La Lune est l'objet que la pollution lumineuse ne sait pas effacer
Commençons par le chiffre qui règle la question. La magnitude apparente moyenne de la pleine Lune est de moins 12,74, et son éclat oscille selon les phases entre moins 2,5 et moins 12,9. Sur cette échelle, plus le nombre est petit, plus l'astre est brillant. À titre de comparaison, les étoiles les plus faibles encore perceptibles à l'œil nu depuis les sites les plus noirs de la planète plafonnent autour de la magnitude 8. L'écart n'est pas de quelques crans, il est astronomique au sens propre.
L'échelle de Bortle, qui classe la qualité du ciel nocturne en neuf niveaux, dit la même chose autrement. Un site de classe 1, le ciel le plus noir accessible sur Terre, affiche une luminosité de fond comprise entre 21,76 et 22,0 magnitudes par seconde d'arc au carré, et l'œil nu y descend jusqu'aux magnitudes 7,6 à 8,0. Un ciel de classe 8, celui d'une ville ordinaire, passe sous les 18 magnitudes par seconde d'arc au carré : le fond de ciel est gris ou orangé, et on peut lire un journal dehors sans lampe. Quant à la classe 9, celle d'un centre-ville dense, la description est sans appel : les seuls objets qu'il reste à observer sont la Lune, les planètes, les satellites brillants et quelques-uns des amas les plus lumineux.

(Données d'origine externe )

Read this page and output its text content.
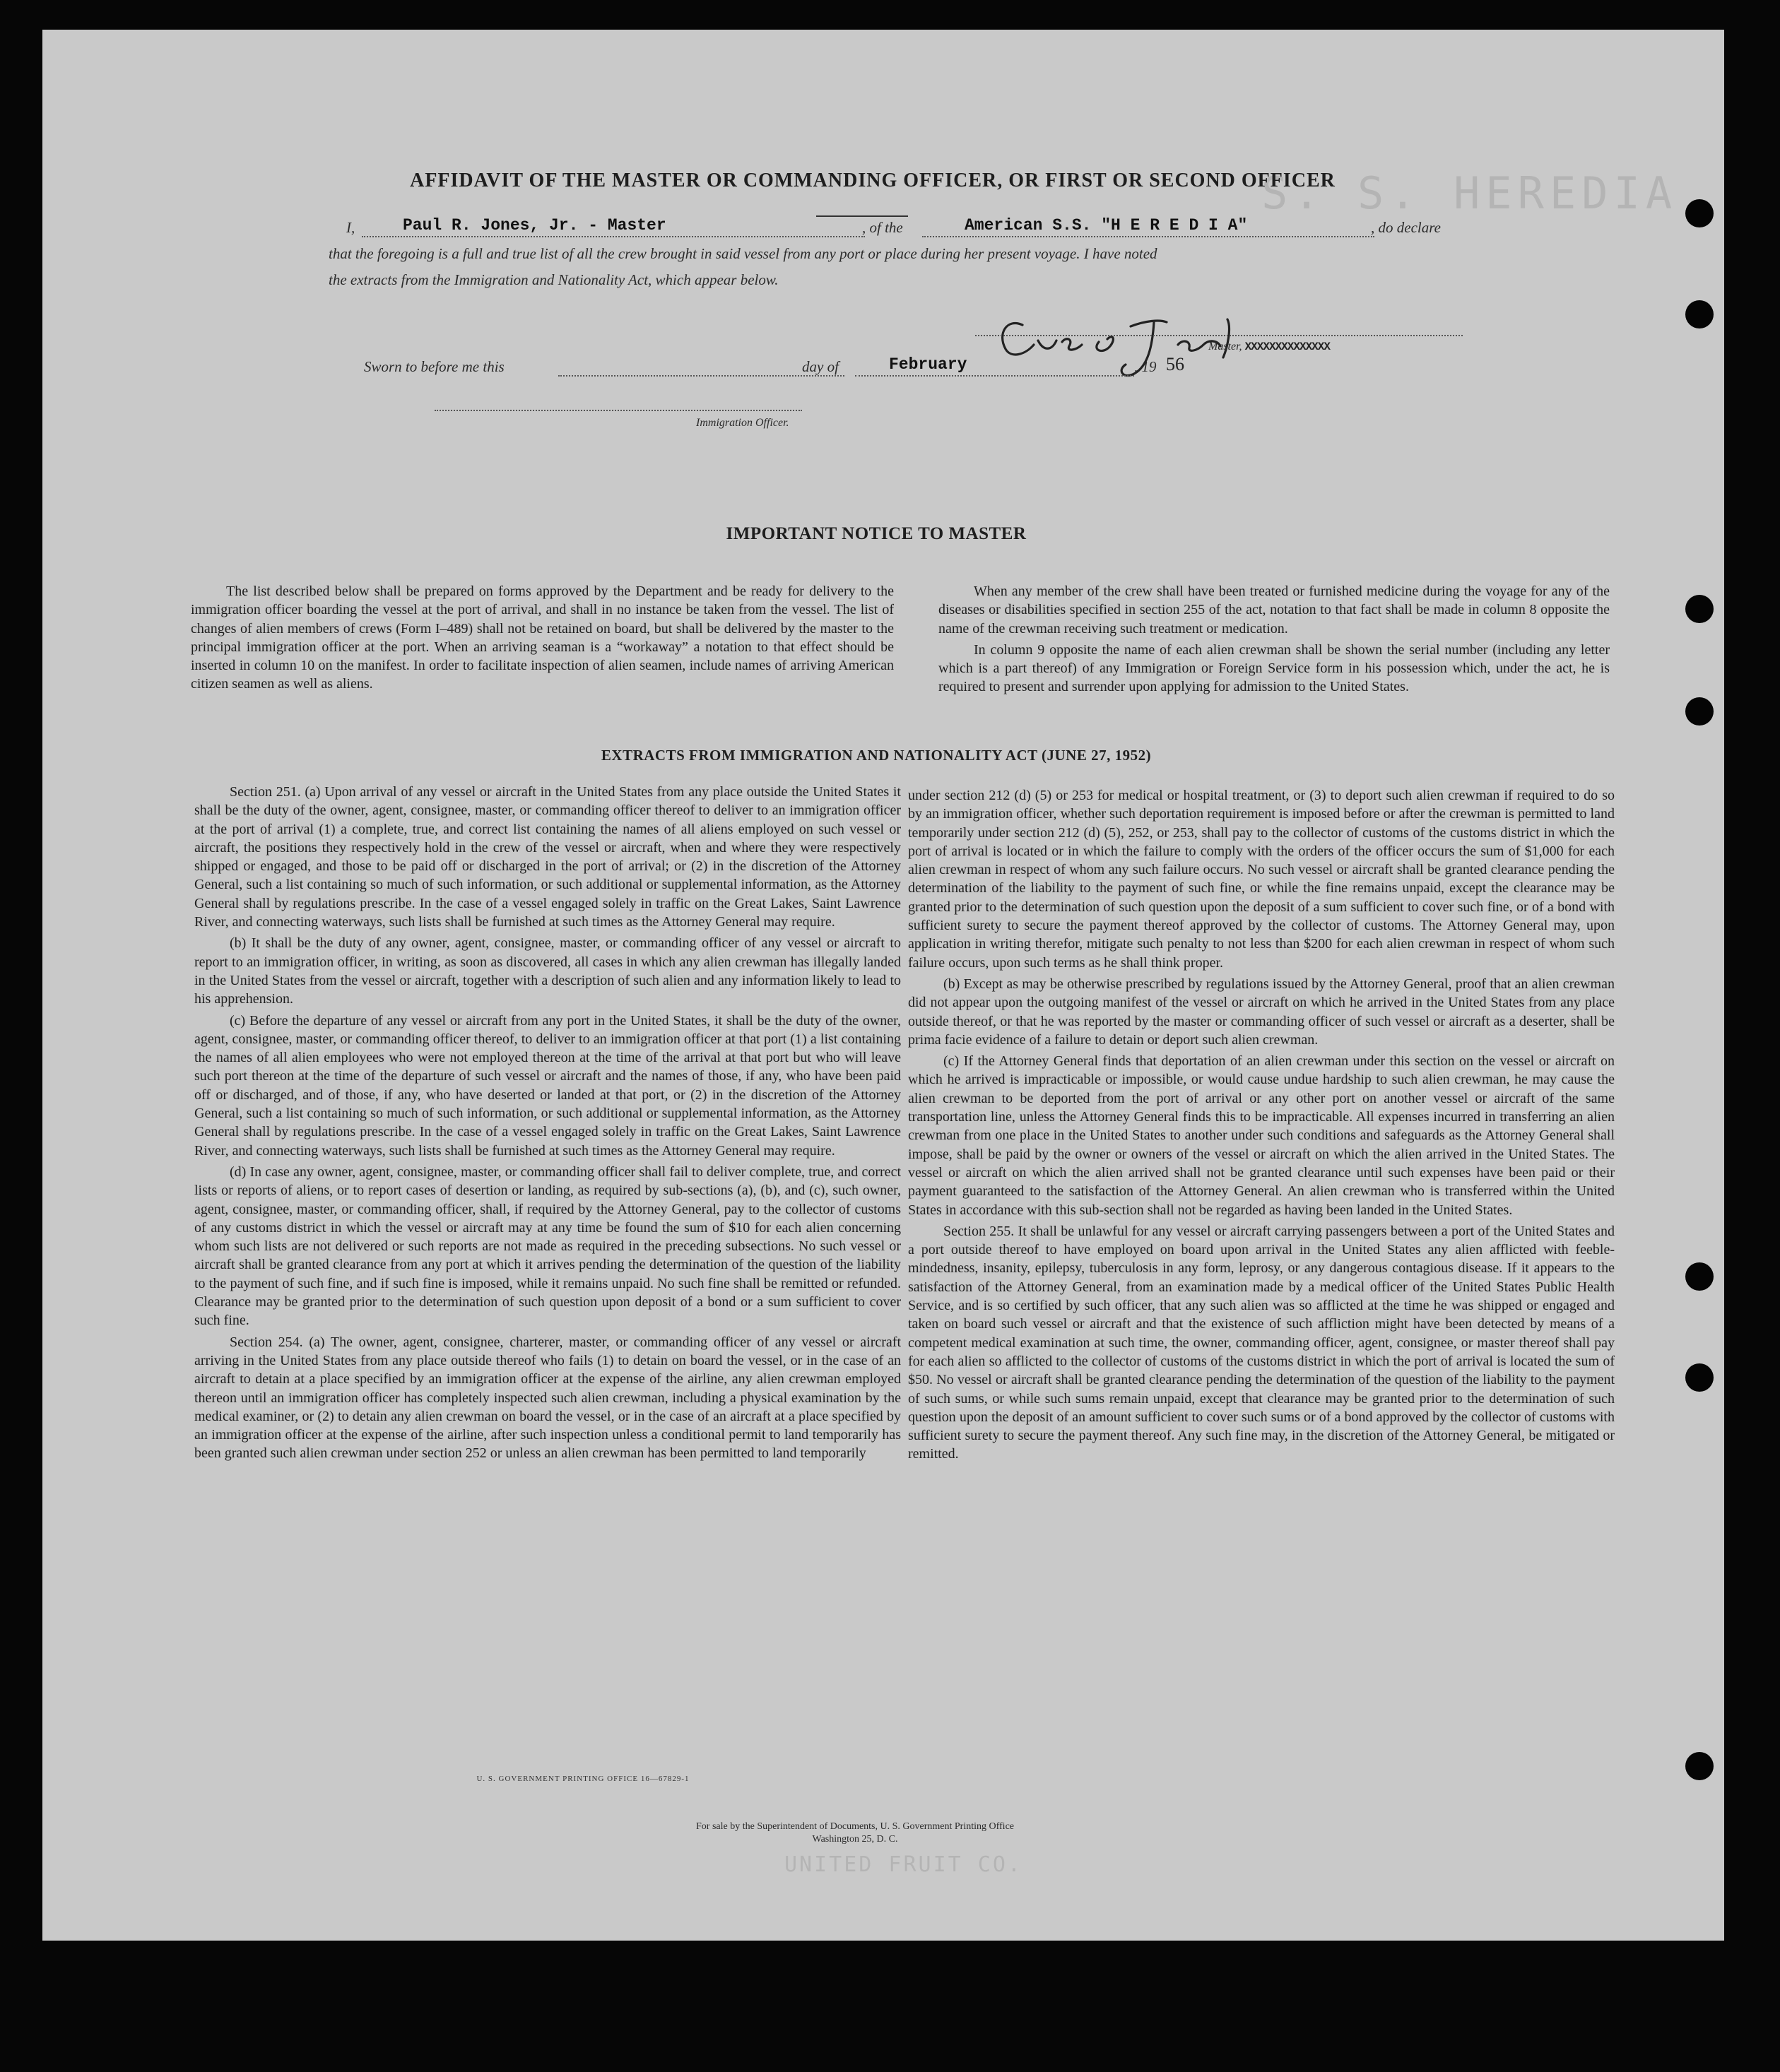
S. S. HEREDIA
UNITED FRUIT CO.
AFFIDAVIT OF THE MASTER OR COMMANDING OFFICER, OR FIRST OR SECOND OFFICER
I,	Paul R. Jones, Jr. - Master	, of the	American S.S. "H E R E D I A"	, do declare
that the foregoing is a full and true list of all the crew brought in said vessel from any port or place during her present voyage. I have noted
the extracts from the Immigration and Nationality Act, which appear below.
Master, XXXXXXXXXXXXXX
Sworn to before me this	day of	February	, 19 56
Immigration Officer.
IMPORTANT NOTICE TO MASTER

The list described below shall be prepared on forms approved by the Department and be ready for delivery to the immigration officer boarding the vessel at the port of arrival, and shall in no instance be taken from the vessel. The list of changes of alien members of crews (Form I–489) shall not be retained on board, but shall be delivered by the master to the principal immigration officer at the port. When an arriving seaman is a “workaway” a notation to that effect should be inserted in column 10 on the manifest. In order to facilitate inspection of alien seamen, include names of arriving American citizen seamen as well as aliens.

When any member of the crew shall have been treated or furnished medicine during the voyage for any of the diseases or disabilities specified in section 255 of the act, notation to that fact shall be made in column 8 opposite the name of the crewman receiving such treatment or medication.

In column 9 opposite the name of each alien crewman shall be shown the serial number (including any letter which is a part thereof) of any Immigration or Foreign Service form in his possession which, under the act, he is required to present and surrender upon applying for admission to the United States.

EXTRACTS FROM IMMIGRATION AND NATIONALITY ACT (JUNE 27, 1952)

Section 251. (a) Upon arrival of any vessel or aircraft in the United States from any place outside the United States it shall be the duty of the owner, agent, consignee, master, or commanding officer thereof to deliver to an immigration officer at the port of arrival (1) a complete, true, and correct list containing the names of all aliens employed on such vessel or aircraft, the positions they respectively hold in the crew of the vessel or aircraft, when and where they were respectively shipped or engaged, and those to be paid off or discharged in the port of arrival; or (2) in the discretion of the Attorney General, such a list containing so much of such information, or such additional or supplemental information, as the Attorney General shall by regulations prescribe. In the case of a vessel engaged solely in traffic on the Great Lakes, Saint Lawrence River, and connecting waterways, such lists shall be furnished at such times as the Attorney General may require.

(b) It shall be the duty of any owner, agent, consignee, master, or commanding officer of any vessel or aircraft to report to an immigration officer, in writing, as soon as discovered, all cases in which any alien crewman has illegally landed in the United States from the vessel or aircraft, together with a description of such alien and any information likely to lead to his apprehension.

(c) Before the departure of any vessel or aircraft from any port in the United States, it shall be the duty of the owner, agent, consignee, master, or commanding officer thereof, to deliver to an immigration officer at that port (1) a list containing the names of all alien employees who were not employed thereon at the time of the arrival at that port but who will leave such port thereon at the time of the departure of such vessel or aircraft and the names of those, if any, who have been paid off or discharged, and of those, if any, who have deserted or landed at that port, or (2) in the discretion of the Attorney General, such a list containing so much of such information, or such additional or supplemental information, as the Attorney General shall by regulations prescribe. In the case of a vessel engaged solely in traffic on the Great Lakes, Saint Lawrence River, and connecting waterways, such lists shall be furnished at such times as the Attorney General may require.

(d) In case any owner, agent, consignee, master, or commanding officer shall fail to deliver complete, true, and correct lists or reports of aliens, or to report cases of desertion or landing, as required by sub-sections (a), (b), and (c), such owner, agent, consignee, master, or commanding officer, shall, if required by the Attorney General, pay to the collector of customs of any customs district in which the vessel or aircraft may at any time be found the sum of $10 for each alien concerning whom such lists are not delivered or such reports are not made as required in the preceding subsections. No such vessel or aircraft shall be granted clearance from any port at which it arrives pending the determination of the question of the liability to the payment of such fine, and if such fine is imposed, while it remains unpaid. No such fine shall be remitted or refunded. Clearance may be granted prior to the determination of such question upon deposit of a bond or a sum sufficient to cover such fine.

Section 254. (a) The owner, agent, consignee, charterer, master, or commanding officer of any vessel or aircraft arriving in the United States from any place outside thereof who fails (1) to detain on board the vessel, or in the case of an aircraft to detain at a place specified by an immigration officer at the expense of the airline, any alien crewman employed thereon until an immigration officer has completely inspected such alien crewman, including a physical examination by the medical examiner, or (2) to detain any alien crewman on board the vessel, or in the case of an aircraft at a place specified by an immigration officer at the expense of the airline, after such inspection unless a conditional permit to land temporarily has been granted such alien crewman under section 252 or unless an alien crewman has been permitted to land temporarily

under section 212 (d) (5) or 253 for medical or hospital treatment, or (3) to deport such alien crewman if required to do so by an immigration officer, whether such deportation requirement is imposed before or after the crewman is permitted to land temporarily under section 212 (d) (5), 252, or 253, shall pay to the collector of customs of the customs district in which the port of arrival is located or in which the failure to comply with the orders of the officer occurs the sum of $1,000 for each alien crewman in respect of whom any such failure occurs. No such vessel or aircraft shall be granted clearance pending the determination of the liability to the payment of such fine, or while the fine remains unpaid, except the clearance may be granted prior to the determination of such question upon the deposit of a sum sufficient to cover such fine, or of a bond with sufficient surety to secure the payment thereof approved by the collector of customs. The Attorney General may, upon application in writing therefor, mitigate such penalty to not less than $200 for each alien crewman in respect of whom such failure occurs, upon such terms as he shall think proper.

(b) Except as may be otherwise prescribed by regulations issued by the Attorney General, proof that an alien crewman did not appear upon the outgoing manifest of the vessel or aircraft on which he arrived in the United States from any place outside thereof, or that he was reported by the master or commanding officer of such vessel or aircraft as a deserter, shall be prima facie evidence of a failure to detain or deport such alien crewman.

(c) If the Attorney General finds that deportation of an alien crewman under this section on the vessel or aircraft on which he arrived is impracticable or impossible, or would cause undue hardship to such alien crewman, he may cause the alien crewman to be deported from the port of arrival or any other port on another vessel or aircraft of the same transportation line, unless the Attorney General finds this to be impracticable. All expenses incurred in transferring an alien crewman from one place in the United States to another under such conditions and safeguards as the Attorney General shall impose, shall be paid by the owner or owners of the vessel or aircraft on which the alien arrived in the United States. The vessel or aircraft on which the alien arrived shall not be granted clearance until such expenses have been paid or their payment guaranteed to the satisfaction of the Attorney General. An alien crewman who is transferred within the United States in accordance with this sub-section shall not be regarded as having been landed in the United States.

Section 255. It shall be unlawful for any vessel or aircraft carrying passengers between a port of the United States and a port outside thereof to have employed on board upon arrival in the United States any alien afflicted with feeble-mindedness, insanity, epilepsy, tuberculosis in any form, leprosy, or any dangerous contagious disease. If it appears to the satisfaction of the Attorney General, from an examination made by a medical officer of the United States Public Health Service, and is so certified by such officer, that any such alien was so afflicted at the time he was shipped or engaged and taken on board such vessel or aircraft and that the existence of such affliction might have been detected by means of a competent medical examination at such time, the owner, commanding officer, agent, consignee, or master thereof shall pay for each alien so afflicted to the collector of customs of the customs district in which the port of arrival is located the sum of $50. No vessel or aircraft shall be granted clearance pending the determination of the question of the liability to the payment of such sums, or while such sums remain unpaid, except that clearance may be granted prior to the determination of such question upon the deposit of an amount sufficient to cover such sums or of a bond approved by the collector of customs with sufficient surety to secure the payment thereof. Any such fine may, in the discretion of the Attorney General, be mitigated or remitted.

U. S. GOVERNMENT PRINTING OFFICE 16—67829-1
For sale by the Superintendent of Documents, U. S. Government Printing Office
Washington 25, D. C.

Traduisons. Entre le meilleur site du monde et une ville, le fond du ciel gagne environ quatre magnitudes, soit un facteur d'à peu près quarante en luminosité, puisque cinq magnitudes correspondent par définition à un rapport de cent. C'est catastrophique pour une galaxie diffuse ou pour la Voie lactée. C'est absolument sans effet sur un disque dont la surface reste, elle, incomparablement plus lumineuse que ce fond de ciel, même amputée de 96 % de sa partie éclairée.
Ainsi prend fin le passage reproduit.